On the effect on cod and herring fisheries of retuning the Revised Management Procedure for Minke whaling in the Greater Barents Sea

  • Tore Schweder
  • Gro Synøve Hagen
  • Einar Hatlebakk

Publikasjonsdetaljer

  • Journal: Fisheries Research, vol. 37, p. 77–95, 1998
  • Utgiver: Elsevier
  • Internasjonale standardnumre:
    • Trykt: 0165-7836
    • Elektronisk: 1872-6763
  • Lenke:

In a model with 4 species: cod, capelin, herring and minke whales, the fish populations are age and length distributed, while the minke whale is age and sex distributed. The time step is one month, and there are two areas (The Barents Sea and parts of the Norwegian Sea). There is a food-web with minke whales as top predators, consuming herring, capelin and cod according to a non-linear consumption function in available prey abundance. The consumption function for minke whales is roughly estimated. The opportunistic minke whale may forage on plankton and other fish than cod, capelin or herring, and is thus modeled as having carrying capacity and demographic parameters independent of the status of the fish stocks in the model.
The fish-fisheries are managed by fixed VPA-based fishing mortalities (cod and herring) and Captool (capelin), while minke whaling is managed according to the RMP of the IWC. The model is stochastic in fish recruitment and in survey indices for minke whales. The model is simulated over 100 year periods in a number of scenarios spanned by 9 experimental factors. The core of the experimental design is an orthogonal array with 27 points. The primary study variable is the tuning of the RMP, and the response variables are catches and stock sizes of cod, herring and minke whale. The responses are taken as yearly means over the last 90 years of the period.
When the tuning of the RMP is changed from the current level of targeting the final stock at 72% of carrying capacity to 60%, the annual catch of whales increases with some 300 animals, while the annual catch of cod increases with some 0.1 million tons on the average.
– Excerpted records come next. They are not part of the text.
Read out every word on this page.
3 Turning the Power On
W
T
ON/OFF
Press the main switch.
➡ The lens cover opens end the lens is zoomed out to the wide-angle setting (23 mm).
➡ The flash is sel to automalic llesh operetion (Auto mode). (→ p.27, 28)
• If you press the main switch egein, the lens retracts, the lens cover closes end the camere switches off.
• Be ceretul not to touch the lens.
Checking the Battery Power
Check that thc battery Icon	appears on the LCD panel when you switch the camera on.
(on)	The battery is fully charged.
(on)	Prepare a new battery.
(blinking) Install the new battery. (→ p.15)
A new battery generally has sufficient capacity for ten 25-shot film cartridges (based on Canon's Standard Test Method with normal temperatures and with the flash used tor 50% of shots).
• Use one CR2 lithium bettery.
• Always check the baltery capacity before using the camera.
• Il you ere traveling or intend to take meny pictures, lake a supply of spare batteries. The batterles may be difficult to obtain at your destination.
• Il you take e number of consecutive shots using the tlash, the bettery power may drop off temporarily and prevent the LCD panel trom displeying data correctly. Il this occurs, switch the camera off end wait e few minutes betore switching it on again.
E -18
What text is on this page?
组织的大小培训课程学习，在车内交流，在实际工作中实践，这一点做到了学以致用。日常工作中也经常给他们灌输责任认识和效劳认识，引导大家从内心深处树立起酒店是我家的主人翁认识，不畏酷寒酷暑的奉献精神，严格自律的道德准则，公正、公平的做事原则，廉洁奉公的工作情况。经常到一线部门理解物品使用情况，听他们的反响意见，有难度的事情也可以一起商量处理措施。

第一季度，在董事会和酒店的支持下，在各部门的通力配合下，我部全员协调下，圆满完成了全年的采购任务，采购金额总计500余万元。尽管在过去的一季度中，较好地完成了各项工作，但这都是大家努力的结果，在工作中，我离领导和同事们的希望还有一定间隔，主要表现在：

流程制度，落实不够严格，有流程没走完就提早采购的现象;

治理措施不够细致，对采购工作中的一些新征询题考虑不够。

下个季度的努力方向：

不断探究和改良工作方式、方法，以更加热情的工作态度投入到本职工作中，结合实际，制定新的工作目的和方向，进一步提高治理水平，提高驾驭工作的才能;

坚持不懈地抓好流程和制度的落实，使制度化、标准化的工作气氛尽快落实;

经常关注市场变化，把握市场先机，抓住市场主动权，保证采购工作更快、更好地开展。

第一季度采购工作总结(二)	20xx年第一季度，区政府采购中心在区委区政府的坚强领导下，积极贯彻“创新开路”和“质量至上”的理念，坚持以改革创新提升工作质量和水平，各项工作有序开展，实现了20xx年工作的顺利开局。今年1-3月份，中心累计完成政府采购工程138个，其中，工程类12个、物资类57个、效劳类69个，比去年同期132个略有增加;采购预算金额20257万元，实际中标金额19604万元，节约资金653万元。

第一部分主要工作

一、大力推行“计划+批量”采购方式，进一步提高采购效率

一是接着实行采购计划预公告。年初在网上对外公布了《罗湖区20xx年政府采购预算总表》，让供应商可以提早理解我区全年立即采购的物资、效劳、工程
For herring, no clear main effect was found on catch or mortality rate. The catch of cod is estimated to increase in annual mean with some 6 tons with a mean reduction in the whale stock of one animal. The results concerning the effects on the cod and herring fisheries must be taken as tentative since the ecosystem model used could be improved, and so could the strategies for managing the fisheries.
The study exemplifies how scenario experimentation can be used as a tool for investigating the properties of fishery management regimes.